Víctor Milanese Comisso

Personal information
- Full name: Víctor Milanese Comisso
- Date of birth: 31 May 1959 (age 66)
- Place of birth: Córdoba, Argentina
- Position: Attacking midfielder

Senior career*
- Years: Team / Apps / (Gls)
- Avellaneda [es]
- Belgrano
- Rosario Central
- Olimpia
- Palmeiras
- Chaco For Ever

Managerial career
- 1984: Argentino de Mendoza (assistant)
- 1985: San Martín Mendoza
- 1988: Deportivo Maipú
- 1990: Huracán Las Heras [es]
- 1992: Deportivo Maipú
- 1994–1995: Gimnasia de Mendoza
- 1996–1997: Coquimbo Unido
- 2002: Deportes Iquique
- 2004: Gimnasia CdU
- 2004: Argentino de Rosario
- 2007: Sol de América Formosa
- 2008: Luján de Cuyo
- 2008–2009: Coquimbo Unido
- 2009: Unión La Calera
- 2012: Racing de Olavarría
- 2013–2014: Racing de Olavarría
- 2018: Gutiérrez [es]
- 2025: Rodeo del Medio (interim)

= Víctor Milanese Comisso =

Argentine football manager

Víctor Milanese Comisso (born 31 May 1959) is an Argentine football manager.

==Playing career==
Born in Córdoba, Argentina, Milanese Comisso was an attacking midfielder for Avellaneda, Belgrano, Rosario Central, Olimpia, Palmeiras and Chaco For Ever, according to himself.

==Managerial career==
Milanese Comisso started his career as assistant coach of Gualberto Muggione in Argentino de Mendoza in 1984 and replaced him as head coach of San Martín de Mendoza.

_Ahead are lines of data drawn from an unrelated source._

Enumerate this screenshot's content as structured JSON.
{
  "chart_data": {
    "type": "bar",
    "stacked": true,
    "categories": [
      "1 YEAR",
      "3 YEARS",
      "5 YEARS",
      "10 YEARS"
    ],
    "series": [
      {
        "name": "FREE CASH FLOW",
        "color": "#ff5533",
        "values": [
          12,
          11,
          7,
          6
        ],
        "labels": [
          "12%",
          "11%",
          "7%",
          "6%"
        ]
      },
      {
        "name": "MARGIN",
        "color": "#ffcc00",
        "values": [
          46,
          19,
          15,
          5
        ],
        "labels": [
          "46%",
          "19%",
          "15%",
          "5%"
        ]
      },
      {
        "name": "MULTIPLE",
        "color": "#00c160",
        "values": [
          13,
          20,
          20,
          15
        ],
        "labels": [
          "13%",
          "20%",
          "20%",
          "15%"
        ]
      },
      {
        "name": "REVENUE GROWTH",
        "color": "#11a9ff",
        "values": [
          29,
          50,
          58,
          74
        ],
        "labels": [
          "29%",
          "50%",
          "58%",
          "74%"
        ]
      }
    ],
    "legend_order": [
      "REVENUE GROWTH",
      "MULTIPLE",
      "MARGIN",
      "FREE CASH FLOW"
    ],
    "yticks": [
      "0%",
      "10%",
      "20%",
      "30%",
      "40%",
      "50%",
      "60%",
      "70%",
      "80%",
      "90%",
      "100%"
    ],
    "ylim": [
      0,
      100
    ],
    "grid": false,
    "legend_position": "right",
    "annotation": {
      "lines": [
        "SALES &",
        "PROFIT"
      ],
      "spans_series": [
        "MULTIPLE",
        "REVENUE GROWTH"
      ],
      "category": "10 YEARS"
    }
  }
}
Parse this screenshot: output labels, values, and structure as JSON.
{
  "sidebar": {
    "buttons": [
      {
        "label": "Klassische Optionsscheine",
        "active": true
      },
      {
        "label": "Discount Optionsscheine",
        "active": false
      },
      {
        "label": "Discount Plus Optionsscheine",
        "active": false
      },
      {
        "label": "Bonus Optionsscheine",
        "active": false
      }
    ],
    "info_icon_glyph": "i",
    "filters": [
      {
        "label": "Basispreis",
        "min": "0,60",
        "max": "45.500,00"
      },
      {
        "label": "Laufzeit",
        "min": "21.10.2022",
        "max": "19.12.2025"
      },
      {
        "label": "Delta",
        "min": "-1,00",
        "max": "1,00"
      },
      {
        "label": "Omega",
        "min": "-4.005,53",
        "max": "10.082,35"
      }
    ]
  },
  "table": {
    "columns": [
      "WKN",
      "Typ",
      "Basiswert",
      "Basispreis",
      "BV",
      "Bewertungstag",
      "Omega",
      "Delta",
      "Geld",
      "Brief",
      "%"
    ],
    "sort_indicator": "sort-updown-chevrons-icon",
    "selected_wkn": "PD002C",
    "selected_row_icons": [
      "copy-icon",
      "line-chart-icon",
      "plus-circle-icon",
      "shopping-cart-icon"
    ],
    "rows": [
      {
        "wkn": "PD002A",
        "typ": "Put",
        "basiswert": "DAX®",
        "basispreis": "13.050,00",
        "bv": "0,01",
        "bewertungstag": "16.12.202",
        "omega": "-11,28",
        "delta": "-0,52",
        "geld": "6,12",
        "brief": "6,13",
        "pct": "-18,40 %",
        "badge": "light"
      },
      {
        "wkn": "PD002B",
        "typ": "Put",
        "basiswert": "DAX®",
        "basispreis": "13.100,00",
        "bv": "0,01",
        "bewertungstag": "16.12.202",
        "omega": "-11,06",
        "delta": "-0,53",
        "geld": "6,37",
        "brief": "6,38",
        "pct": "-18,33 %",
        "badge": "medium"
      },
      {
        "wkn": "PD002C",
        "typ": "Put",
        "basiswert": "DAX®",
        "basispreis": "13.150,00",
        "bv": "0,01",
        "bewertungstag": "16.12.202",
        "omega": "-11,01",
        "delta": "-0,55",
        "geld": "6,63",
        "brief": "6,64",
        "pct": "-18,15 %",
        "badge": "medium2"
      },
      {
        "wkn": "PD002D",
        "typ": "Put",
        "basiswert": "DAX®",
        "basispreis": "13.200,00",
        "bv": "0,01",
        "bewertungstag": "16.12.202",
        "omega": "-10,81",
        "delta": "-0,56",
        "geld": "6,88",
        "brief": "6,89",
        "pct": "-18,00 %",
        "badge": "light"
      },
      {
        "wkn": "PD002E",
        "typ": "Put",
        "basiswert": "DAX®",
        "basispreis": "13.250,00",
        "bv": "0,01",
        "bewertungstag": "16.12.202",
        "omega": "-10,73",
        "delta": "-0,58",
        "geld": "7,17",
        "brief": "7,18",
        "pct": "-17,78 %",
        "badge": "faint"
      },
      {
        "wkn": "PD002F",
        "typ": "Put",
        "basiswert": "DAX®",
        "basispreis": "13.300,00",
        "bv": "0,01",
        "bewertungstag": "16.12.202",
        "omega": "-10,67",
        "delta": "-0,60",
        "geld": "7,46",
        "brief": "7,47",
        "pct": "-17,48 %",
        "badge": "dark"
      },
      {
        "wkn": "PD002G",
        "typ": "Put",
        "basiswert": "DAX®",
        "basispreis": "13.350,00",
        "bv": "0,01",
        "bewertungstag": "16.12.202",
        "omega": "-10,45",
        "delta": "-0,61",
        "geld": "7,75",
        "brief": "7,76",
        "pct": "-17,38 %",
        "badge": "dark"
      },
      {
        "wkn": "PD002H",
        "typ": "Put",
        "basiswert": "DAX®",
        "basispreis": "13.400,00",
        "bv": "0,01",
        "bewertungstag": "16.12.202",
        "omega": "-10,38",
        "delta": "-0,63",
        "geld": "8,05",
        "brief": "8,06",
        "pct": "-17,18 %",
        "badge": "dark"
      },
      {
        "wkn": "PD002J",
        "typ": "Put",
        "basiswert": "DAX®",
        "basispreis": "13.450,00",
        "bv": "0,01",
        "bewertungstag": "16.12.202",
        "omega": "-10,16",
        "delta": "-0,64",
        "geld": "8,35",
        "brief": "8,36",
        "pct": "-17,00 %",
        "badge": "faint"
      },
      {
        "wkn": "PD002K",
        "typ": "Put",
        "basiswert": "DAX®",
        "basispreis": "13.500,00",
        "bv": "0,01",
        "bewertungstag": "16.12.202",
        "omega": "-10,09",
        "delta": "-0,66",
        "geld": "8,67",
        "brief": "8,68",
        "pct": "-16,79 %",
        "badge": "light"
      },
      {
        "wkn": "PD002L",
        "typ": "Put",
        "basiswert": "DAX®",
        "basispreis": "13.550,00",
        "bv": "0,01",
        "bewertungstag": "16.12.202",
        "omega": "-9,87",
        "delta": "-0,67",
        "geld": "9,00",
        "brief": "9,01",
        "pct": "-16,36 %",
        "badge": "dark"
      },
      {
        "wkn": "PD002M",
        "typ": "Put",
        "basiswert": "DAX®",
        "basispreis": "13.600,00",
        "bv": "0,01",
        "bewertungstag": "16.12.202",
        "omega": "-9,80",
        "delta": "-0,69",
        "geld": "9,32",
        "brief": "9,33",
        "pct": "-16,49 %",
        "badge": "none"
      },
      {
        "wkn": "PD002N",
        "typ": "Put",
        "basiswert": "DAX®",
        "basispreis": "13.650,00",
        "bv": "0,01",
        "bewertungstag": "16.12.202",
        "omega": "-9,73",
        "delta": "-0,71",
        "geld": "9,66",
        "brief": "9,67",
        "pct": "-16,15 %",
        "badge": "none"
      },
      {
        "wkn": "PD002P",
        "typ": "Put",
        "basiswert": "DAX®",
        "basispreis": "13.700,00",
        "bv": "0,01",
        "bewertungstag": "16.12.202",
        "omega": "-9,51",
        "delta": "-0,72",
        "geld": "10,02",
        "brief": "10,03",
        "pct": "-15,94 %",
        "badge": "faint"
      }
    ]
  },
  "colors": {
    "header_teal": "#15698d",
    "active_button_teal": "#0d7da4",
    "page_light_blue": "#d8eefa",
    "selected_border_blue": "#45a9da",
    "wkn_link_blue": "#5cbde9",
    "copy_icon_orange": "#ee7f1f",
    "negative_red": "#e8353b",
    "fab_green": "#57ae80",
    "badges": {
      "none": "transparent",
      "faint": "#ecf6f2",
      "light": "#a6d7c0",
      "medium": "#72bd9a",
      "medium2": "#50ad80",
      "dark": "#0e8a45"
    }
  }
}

After coaching Huracán Las Heras in 1990, Milanese Comisso led Deportivo Maipú in the 1991–92 Primera B Nacional.

After coaching Gimnasia y Esgrima de Mendoza in 1994–95, Milanese Comisso moved to Chile and assumed as mamager of Coquimbo Unido in the 1996 Primera División. He returned to them in 2008–09. In that country, he also led Deportes Iquique in 2002 and Unión La Calera in 2009.

Holding an extensive career in his homeland, Milanese Comisso also coached General Paz Juniors, Racing de Córdoba, Gimnasia y Esgrima de Concepción del Uruguay, Argentino de Rosario, Sol de América, Luján de Cuyo, Racing de Olavarría, Gutiérrez, among others.

Working for Club Deportivo Rodeo del Medio, Milanese Comisso assumed as interim coach in 2025.

==Other works==
Milanese Comisso graduated as a dentist and worked for a short time in his hometown.

Milanese Comisso has developed a career as a football commentator in his homeland.

==Personal life==
His father was a soldier and his mother was a piano teacher.